A review of the fundamentals are in order here. At any one station along the wing, you have lift accumulating from the tip towards the station as shear, lift outboard accumulating as bending moment, and pitching moment of the foil accumulated from the tip to the station as torsion.

When you apply bending, it bends the entire cross section of the wing. The strain is directly proportional to how far you are above or below the neutral axis of the cross section. Everything sees the strain and the stress from this, with the strain growing linearly from zero at the neutral axis to max strain at the place on the cross section where you are furthest from the neutral axis. Likewise, the torsion accumulated twists the cross section about the centroid of the cross section, and the max strain from torsion is seen at the biggest radius from the centroid. Lesser trains are seen at smaller distances from the centroid. These two effects at every point around any cross section are superimposed.
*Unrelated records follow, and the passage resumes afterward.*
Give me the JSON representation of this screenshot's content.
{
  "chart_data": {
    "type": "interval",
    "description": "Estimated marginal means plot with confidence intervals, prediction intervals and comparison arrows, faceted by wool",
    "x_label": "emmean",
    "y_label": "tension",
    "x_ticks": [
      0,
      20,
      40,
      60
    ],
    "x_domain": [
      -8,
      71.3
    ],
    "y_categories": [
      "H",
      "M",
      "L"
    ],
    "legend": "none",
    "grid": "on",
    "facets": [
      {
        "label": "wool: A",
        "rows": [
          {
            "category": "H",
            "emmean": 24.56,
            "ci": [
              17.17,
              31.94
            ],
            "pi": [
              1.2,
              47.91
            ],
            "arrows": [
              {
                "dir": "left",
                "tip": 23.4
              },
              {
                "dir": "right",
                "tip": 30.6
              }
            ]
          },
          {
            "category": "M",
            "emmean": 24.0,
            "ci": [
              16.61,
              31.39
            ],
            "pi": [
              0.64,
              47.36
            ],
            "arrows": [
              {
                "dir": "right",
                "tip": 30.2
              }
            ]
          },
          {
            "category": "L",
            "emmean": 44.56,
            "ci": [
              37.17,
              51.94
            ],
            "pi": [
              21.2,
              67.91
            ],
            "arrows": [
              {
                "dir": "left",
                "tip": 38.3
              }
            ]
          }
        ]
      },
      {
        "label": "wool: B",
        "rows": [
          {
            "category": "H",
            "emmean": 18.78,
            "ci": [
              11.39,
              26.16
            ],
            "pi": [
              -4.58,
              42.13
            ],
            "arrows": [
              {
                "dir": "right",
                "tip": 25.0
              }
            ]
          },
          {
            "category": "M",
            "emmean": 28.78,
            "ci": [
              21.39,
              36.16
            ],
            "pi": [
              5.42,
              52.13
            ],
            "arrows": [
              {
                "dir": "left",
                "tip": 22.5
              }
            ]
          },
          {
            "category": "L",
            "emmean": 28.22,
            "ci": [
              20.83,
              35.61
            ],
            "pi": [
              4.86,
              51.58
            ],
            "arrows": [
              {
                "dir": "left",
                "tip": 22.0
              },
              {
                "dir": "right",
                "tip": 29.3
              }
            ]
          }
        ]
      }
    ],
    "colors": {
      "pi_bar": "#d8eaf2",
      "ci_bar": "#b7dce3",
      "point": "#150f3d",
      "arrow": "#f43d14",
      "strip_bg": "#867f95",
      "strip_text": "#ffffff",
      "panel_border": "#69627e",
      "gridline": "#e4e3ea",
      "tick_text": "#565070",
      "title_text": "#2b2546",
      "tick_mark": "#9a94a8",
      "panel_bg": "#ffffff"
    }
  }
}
Now the load goes where the stiffness is, so a beam sized to carry the load with a rather thin wing skin should still carry a large fraction of the bending, but the torsion is largely carried by the skins. And the skins are also seeing significant stresses. Our standard airplane design textbooks talk about crippling stresses when thin elements are under compression and have ways of calculating if those then elements will buckle.
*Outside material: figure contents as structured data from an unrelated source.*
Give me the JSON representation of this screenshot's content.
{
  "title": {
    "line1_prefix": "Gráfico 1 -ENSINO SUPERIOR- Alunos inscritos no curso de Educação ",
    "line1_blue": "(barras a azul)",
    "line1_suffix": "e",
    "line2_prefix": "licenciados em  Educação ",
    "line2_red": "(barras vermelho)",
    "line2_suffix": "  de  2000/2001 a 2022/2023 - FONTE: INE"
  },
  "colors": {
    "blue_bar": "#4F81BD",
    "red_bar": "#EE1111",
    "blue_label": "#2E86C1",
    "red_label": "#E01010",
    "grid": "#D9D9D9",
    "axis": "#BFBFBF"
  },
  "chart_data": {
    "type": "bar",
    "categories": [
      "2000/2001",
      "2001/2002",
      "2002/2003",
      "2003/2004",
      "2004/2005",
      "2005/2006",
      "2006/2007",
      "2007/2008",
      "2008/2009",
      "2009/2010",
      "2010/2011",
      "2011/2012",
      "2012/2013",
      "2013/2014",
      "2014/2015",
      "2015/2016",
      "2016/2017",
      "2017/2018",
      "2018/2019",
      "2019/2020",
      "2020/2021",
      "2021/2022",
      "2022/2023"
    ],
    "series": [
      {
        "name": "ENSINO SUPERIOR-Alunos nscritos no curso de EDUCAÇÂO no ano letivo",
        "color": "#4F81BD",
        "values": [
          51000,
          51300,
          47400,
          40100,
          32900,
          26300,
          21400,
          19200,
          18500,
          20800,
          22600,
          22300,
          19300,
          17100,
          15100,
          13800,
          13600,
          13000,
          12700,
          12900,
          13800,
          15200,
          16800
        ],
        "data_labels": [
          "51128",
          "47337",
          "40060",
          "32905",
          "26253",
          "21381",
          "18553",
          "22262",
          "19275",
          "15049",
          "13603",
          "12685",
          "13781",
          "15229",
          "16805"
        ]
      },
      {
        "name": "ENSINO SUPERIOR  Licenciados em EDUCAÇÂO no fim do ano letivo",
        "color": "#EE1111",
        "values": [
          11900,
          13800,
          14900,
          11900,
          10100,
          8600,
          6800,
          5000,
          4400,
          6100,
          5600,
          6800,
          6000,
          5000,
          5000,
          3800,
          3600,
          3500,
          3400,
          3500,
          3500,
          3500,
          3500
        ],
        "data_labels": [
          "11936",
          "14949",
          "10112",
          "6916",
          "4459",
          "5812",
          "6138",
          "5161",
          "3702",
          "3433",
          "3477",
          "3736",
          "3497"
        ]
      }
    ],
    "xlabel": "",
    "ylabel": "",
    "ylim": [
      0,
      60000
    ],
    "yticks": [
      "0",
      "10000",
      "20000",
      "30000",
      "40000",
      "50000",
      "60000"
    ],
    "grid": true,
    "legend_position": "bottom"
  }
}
I suggest that you do some research and then some calculations on your skins. Calculate the total stress state in the skins at a couple places and see if the crippling predictors say you skins should be buckling at this load, and is crippling is likely at full load. If yes, please do not get tempted to increase load and see what happens. If the calcs say you need more stiffness in the skins to get to full load, you might as well know it and get on it now, then resume test.
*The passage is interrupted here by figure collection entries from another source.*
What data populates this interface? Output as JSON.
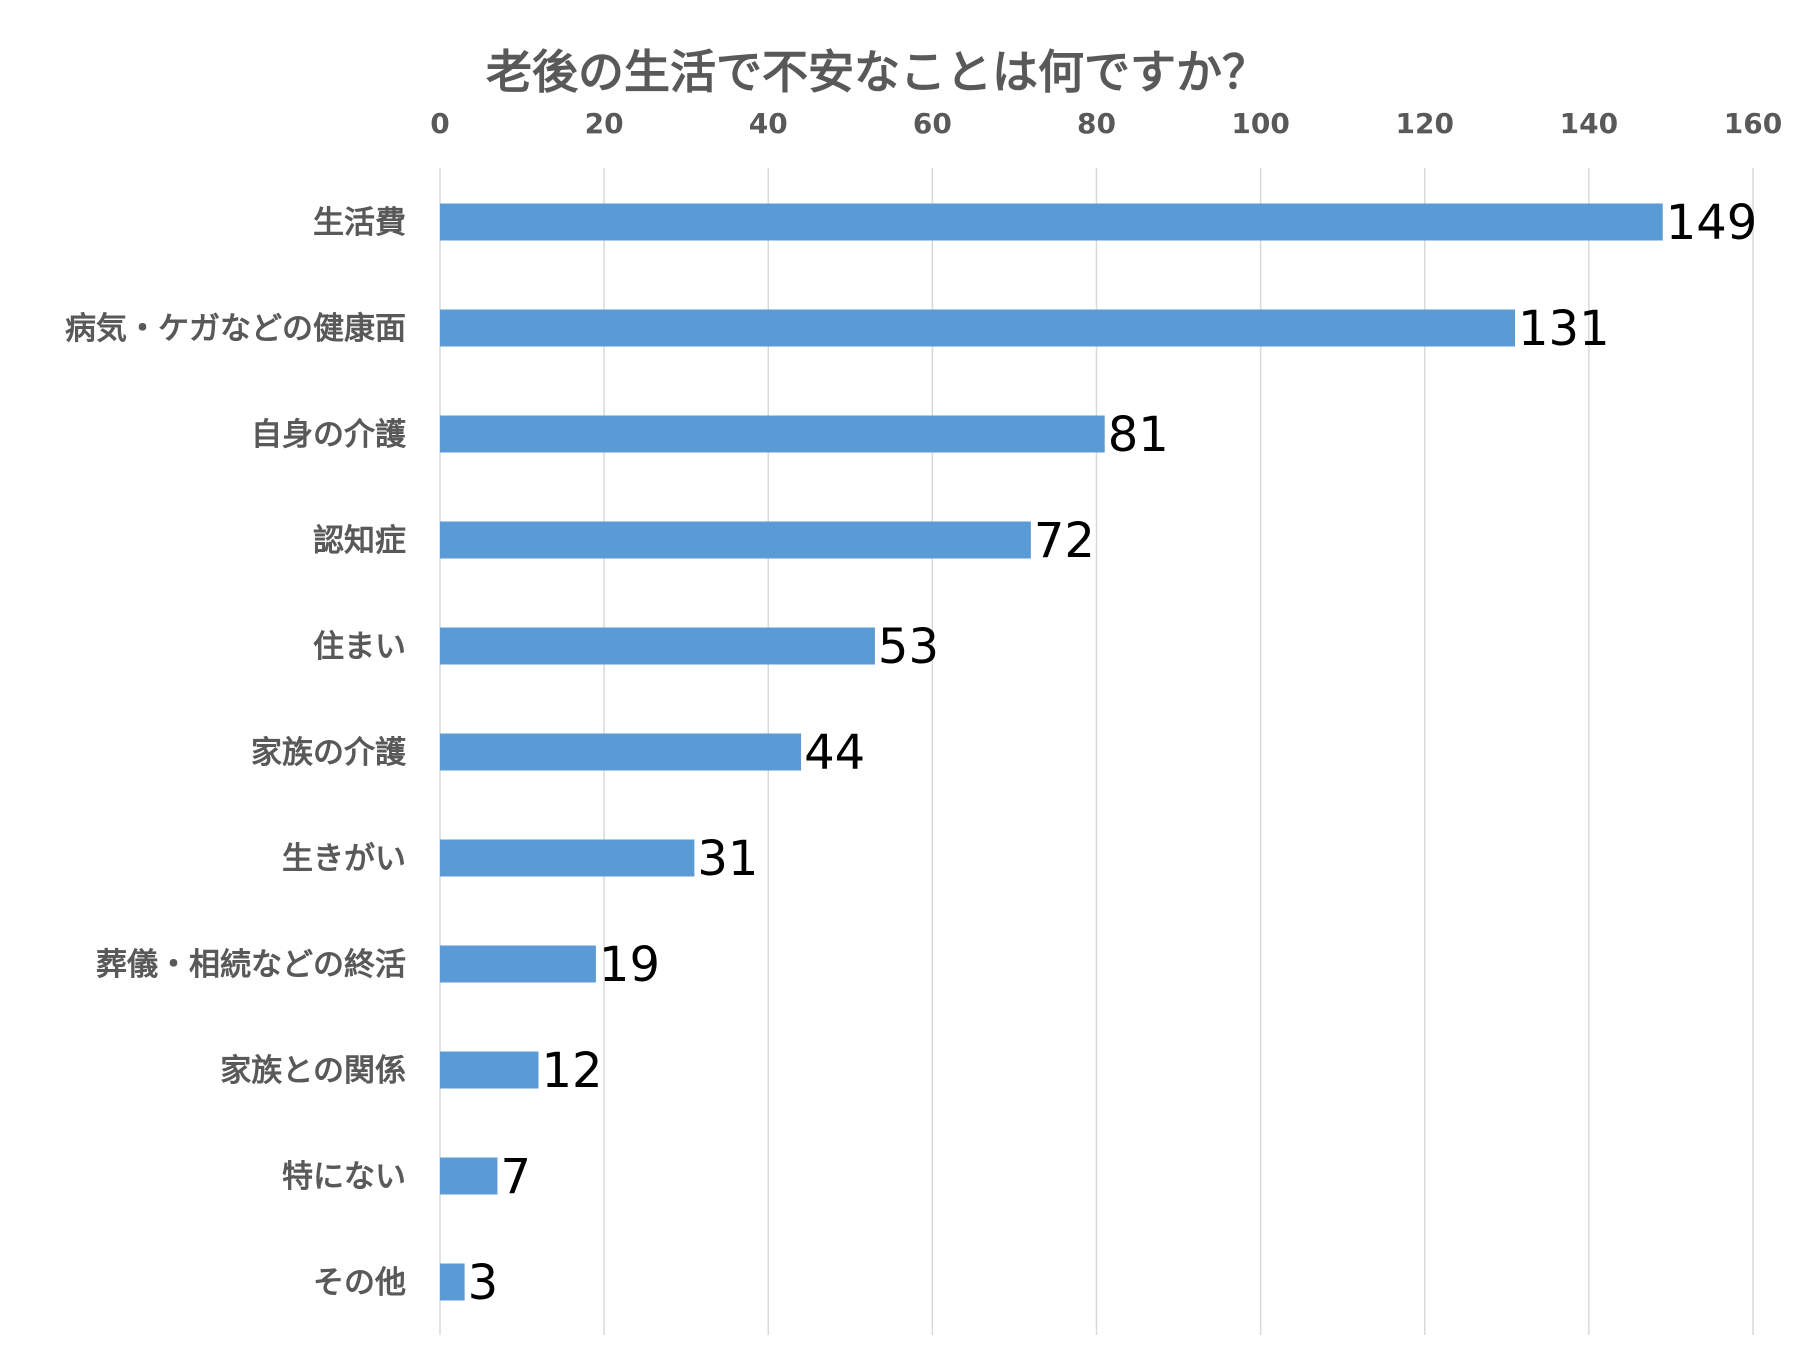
{
  "chart_data": {
    "type": "bar",
    "orientation": "horizontal",
    "title": "老後の生活で不安なことは何ですか？",
    "xlabel": "",
    "ylabel": "",
    "xlim": [
      0,
      160
    ],
    "x_ticks": [
      0,
      20,
      40,
      60,
      80,
      100,
      120,
      140,
      160
    ],
    "x_axis_position": "top",
    "grid": true,
    "legend": "none",
    "categories": [
      "生活費",
      "病気・ケガなどの健康面",
      "自身の介護",
      "認知症",
      "住まい",
      "家族の介護",
      "生きがい",
      "葬儀・相続などの終活",
      "家族との関係",
      "特にない",
      "その他"
    ],
    "values": [
      149,
      131,
      81,
      72,
      53,
      44,
      31,
      19,
      12,
      7,
      3
    ],
    "bar_color": "#5b9bd5",
    "gridline_color": "#d9d9d9",
    "axis_text_color": "#595959",
    "data_label_color": "#000000"
  }
}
If you do the crippling checks and every thing checks out OK, but you are getting these wrinkles anyway, you might be OK. Just know that the wrinkled skin is now carrying a smaller fraction of the wing bending that it was, putting more strain and thus stress on the other parts that are still in shape. So, if your design passes the crippling check, I would look into how high the crippling stresses are in the various bays of the wing. Then think about stiffening all of the panels that calculate out as having stresses at similar fractions of the crippling strength before you put any more load on your test article.